Our current results differ from our previous data on waste management workers ⁵² where urinary concentration of MEHP was positively associated with FEV₁/FVC, whereas in National Health and Nutrition Examination Survey (NHANES) III ⁶⁹ MBP and MEP, but not MEHP, were associated with FVC, FEV1 and PEF in cohort of men only.

Endocrine disrupting effects of phthalates probably are related in an age/gender-specific way to endogenous hormones. Namely, it follows from our results that exposure to MnBP was associated in females on margin of statistical significance with fat distribution (BMI, WHtR), however, paradoxically also with an increase of FFMI (p = 0.006). Our findings are in contrast with data on association for boys >10 years of age only, while concentrations of MEHP, MEHHP and sum of DEHP metabolites were negatively associated with girls’ obesity. ⁶⁵ Our results are also in contrast to those found in studies from the United States ⁷⁰ and NHANES ⁷¹ where only MEP was associated with higher BMI and waist circumference, while MEHP was related to a decrease of BMI in females >12 years.

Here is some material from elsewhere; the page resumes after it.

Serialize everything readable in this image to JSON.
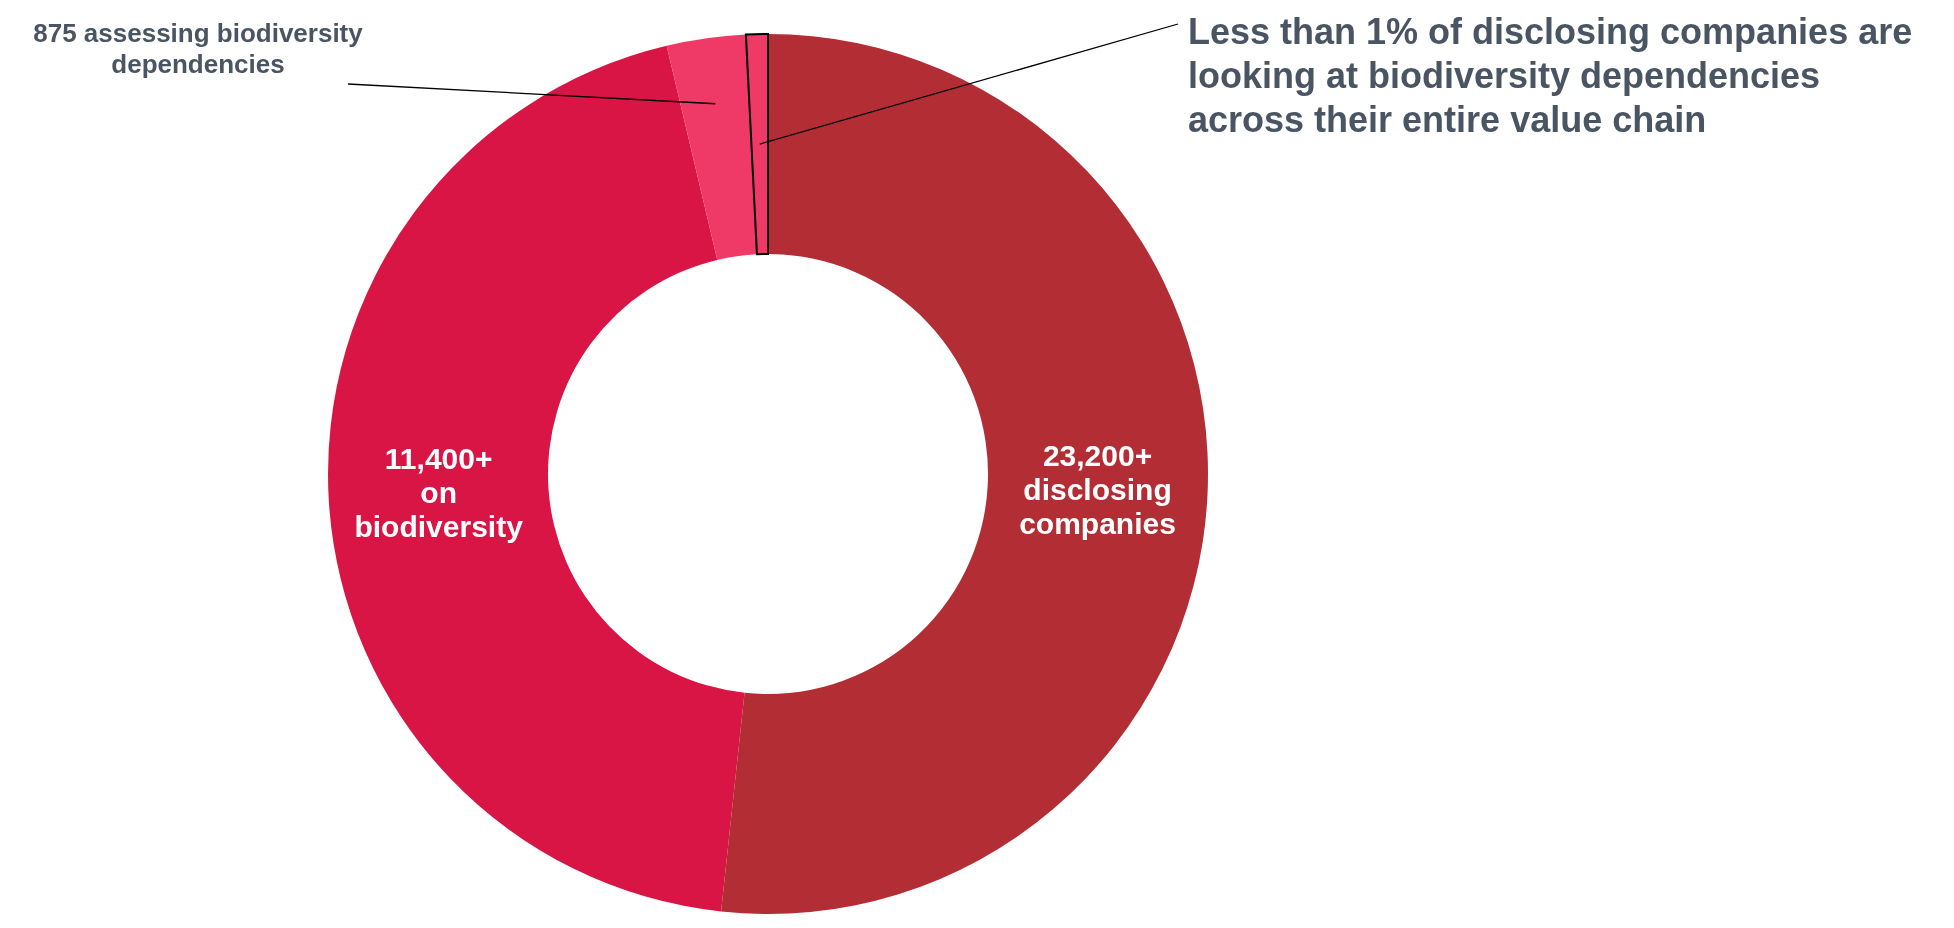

Dose–response relationships were also seen between MEP and the sum of low molecular weight phthalates (MEP, MBP and MiBP) and waist circumference and BMI among overweight children. ⁶⁴ On the other hand, partly in contrast with our results, in a study from Denmark, metabolites from DEP, DBP, DEHP and DiNP were negatively associated with absolute value of height, weight, BMI and age, while MnBP was positively associated with age. ⁶³

It is possible that amount of adipose tissue has to be taken into account in phthalate biomonitoring because of their availability to accumulate in lipids and without apparent obesogenic effect of endocrine disruptor.

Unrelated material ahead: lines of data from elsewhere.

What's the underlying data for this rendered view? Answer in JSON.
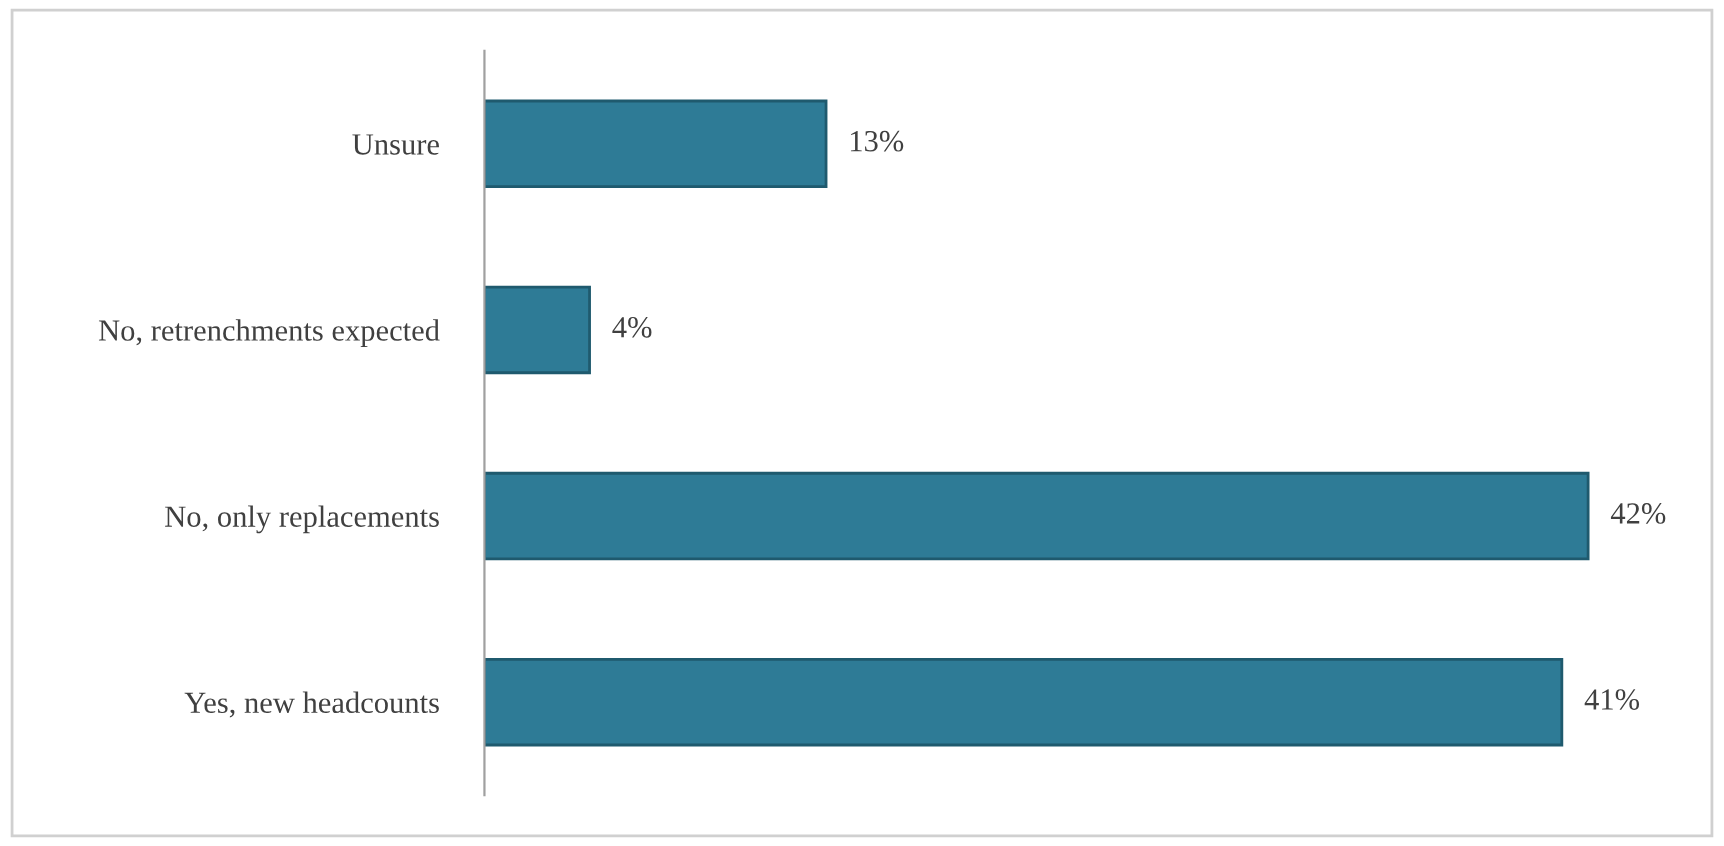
{
  "chart_data": {
    "type": "bar",
    "orientation": "horizontal",
    "categories": [
      "Unsure",
      "No, retrenchments expected",
      "No, only replacements",
      "Yes, new headcounts"
    ],
    "values": [
      13,
      4,
      42,
      41
    ],
    "value_labels": [
      "13%",
      "4%",
      "42%",
      "41%"
    ],
    "color": "#2e7b96",
    "grid": false,
    "legend": false
  }
}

The differences in volumetric urinary concentration of phthalates reflect variability in occupational exposures where wide range in daily use of cosmetic products is common but also due to regional differences in exposure (Europe vs. United States), ethnicity, age as well as socio-economic status. The differences can also be related to the only first-morning-void urine sample, as short biological half-lives of these compounds are affecting variability in volumetric urinary concentrations during the day. Limitations of our study are related to self-reported health data and lack of environmental air data confirming exposures. As far as the authors know, this is the first occupational health study on hairdressing apprentices in Slovakia and even central Europe.

Conclusions

Because of the potential human toxicities of phthalates, internal dose measurements of phthalates are necessary for exposure and risk assessment. Our results indicate that haircare products are source of phthalate exposure and working as a hairdresser can be detrimental to health. We assume that occupational exposures to phthalates, estimated from urinary metabolites, may modify body composition and pulmonary function of hairdresser apprentices, however, the exact mechanism of these outcomes is still unclear and further study is needed. Installation of local exhaust ventilation can lead to a reduction of exposure, however, education aimed at proper use of personal protective equipment should be promoted.